Я сказала, что в смерти смысла вообще нет. Он ухмыльнулся. 


В этот момент я припомнила, что на уроке философии в университете нам говорили, что смысл жизни только в самой жизни. И решила не рассуждать, а просто слушать то, что он мне скажет. Не могла же я ему говорить о том, что эта смерть была нужна для того, чтобы нация в который раз чувствовала себя живой, единой, сострадающей…Не то, не то…Мне показалось, что все, что я ему скажу, будет глупым, фальшивым, не подтвержденным своей жизнью, и ему никто не нужен был здесь. С вопросами и фотокамерой тем более, а вот мне не хватало человека, который на кладбище может со мной просто поговорить. Хмурая русская смотрительница, продающая свечи, была не в счет. Она двигалась вокруг ротонды, словно рубила воздух своей грубо тесаной фигурой. Где-то на заднем дворе я увидела подобие лежака и старую искусственную шубу. Наверное, ей принадлежавшую. Шуба, поношенная, какая-то ямщицкая серая, мне больше бы рассказала, если бы…
Ну да…
…Я стояла чуть ниже его на несколько ступеней. Он бережно раскладывал свечи возле портрета Артура. Я рассматривала его худощавую фигуру в черном пальто, в черной шапке, его красивые черные, хорошо начищенные туфли – он был очень похож на интеллигентного бродягу, из какого-нибудь фильма про Прагу или Нью-Йорк. Но взгляд его, прямой, откровенный, путал все представление о нем, даже самое поверхностное. Безусловно, этот человек был способен на поступок, на мысль, на деяние и даже преступление. Что-то в нем проступило из «мексиканца», героя Моэма, убившего свою любимую женщину, чтобы она не принадлежала никому после его смерти. Никакого красного и широкого шрама не рассекало его лицо, но сами эти слова «шрам», «рана» все время шли на ум, когда я смотрела на него. 
Он представился. Сказал имя торопливо, с армянским акцентом. Жак? Жан? Жак Мануэль, - повторил он. Не слышали?
Нет, я не слышала никогда это прозвище.
Чтобы не давить на него своим любопытством, я стала осматривать мемориал. Сразу бросилась в глаза табличка, говорящая, что здесь можно вспоминать тех, кого нельзя навестить. Да, Нахичевань, Баку, Сумгаит, Геташен…С инициатором создания этого монумента Григорием Аркадьевичем Габриэлянцем мы ездили в 2010 году в Карабах…
Скульптурный образ Девы Марии с прижатым к груди крестом возвышался на постаменте. В этой непроизвольной мизансцене, может быть, несколько театрально, смешалось то, о чем думать и вспоминать слишком больно. Особенно для тех, кто пережил горе, которое в некоторых странах заключается в новую индустрию кладбищенского туризма. 

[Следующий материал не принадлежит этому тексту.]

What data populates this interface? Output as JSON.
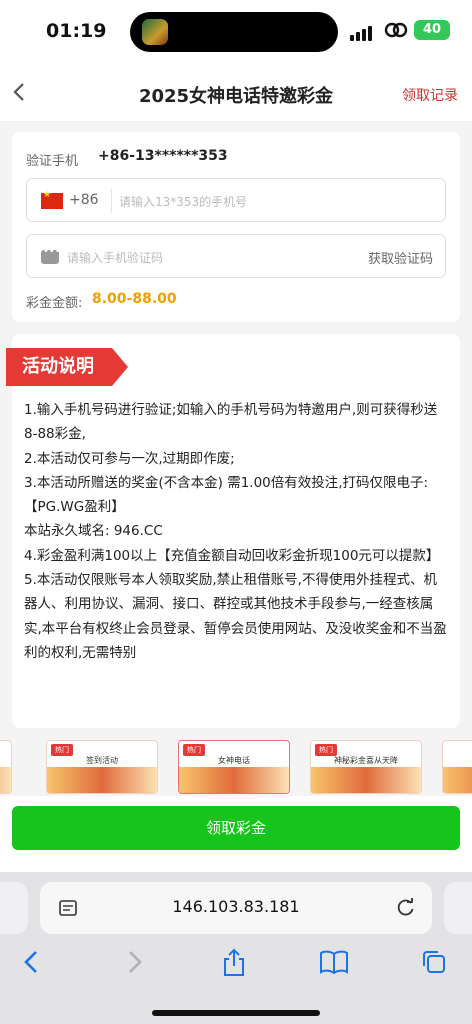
{
  "status": {
    "time": "01:19",
    "battery": "40"
  },
  "nav": {
    "title": "2025女神电话特邀彩金",
    "right_link": "领取记录"
  },
  "form": {
    "verify_label": "验证手机",
    "verify_number": "+86-13******353",
    "country_code": "+86",
    "phone_placeholder": "请输入13*353的手机号",
    "code_placeholder": "请输入手机验证码",
    "get_code": "获取验证码",
    "amount_label": "彩金金额:",
    "amount_value": "8.00-88.00"
  },
  "activity": {
    "title": "活动说明",
    "lines": [
      "1.输入手机号码进行验证;如输入的手机号码为特邀用户,则可获得秒送8-88彩金,",
      "2.本活动仅可参与一次,过期即作废;",
      "3.本活动所赠送的奖金(不含本金) 需1.00倍有效投注,打码仅限电子:【PG.WG盈利】",
      "本站永久域名: 946.CC",
      "4.彩金盈利满100以上【充值金额自动回收彩金折现100元可以提款】",
      "5.本活动仅限账号本人领取奖励,禁止租借账号,不得使用外挂程式、机器人、利用协议、漏洞、接口、群控或其他技术手段参与,一经查核属实,本平台有权终止会员登录、暂停会员使用网站、及没收奖金和不当盈利的权利,无需特别"
    ]
  },
  "promos": [
    {
      "tag": "热门",
      "title": "签到活动"
    },
    {
      "tag": "热门",
      "title": "女神电话"
    },
    {
      "tag": "热门",
      "title": "神秘彩金喜从天降"
    }
  ],
  "button": {
    "claim": "领取彩金"
  },
  "browser": {
    "url": "146.103.83.181"
  }
}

–Знаете кто это? Что это означает? – он кивнул на скульптуру. 


Я сказала что-то про образ армянской церкви.


Он улыбнулся и ответил:


–Да нет же, это армянская Мать. 


Молодое улыбающееся лицо «хлеб приносящего» в фоторамке, красные гвоздики, розы, батоны московского белого, солнце, освещающее всю поминальную кладбищенскую сцену, углубляющуюся туда, за многочисленные ограды, несколько горящих свечей…Он зажег свою, резко выпрямился и спросил:
–Покурим? 
Странно было закуривать, ведь мы были почти у храма. 
Мы закурили его сигареты. Можно было бы и помолчать. В этот раз тишину прервал он первым.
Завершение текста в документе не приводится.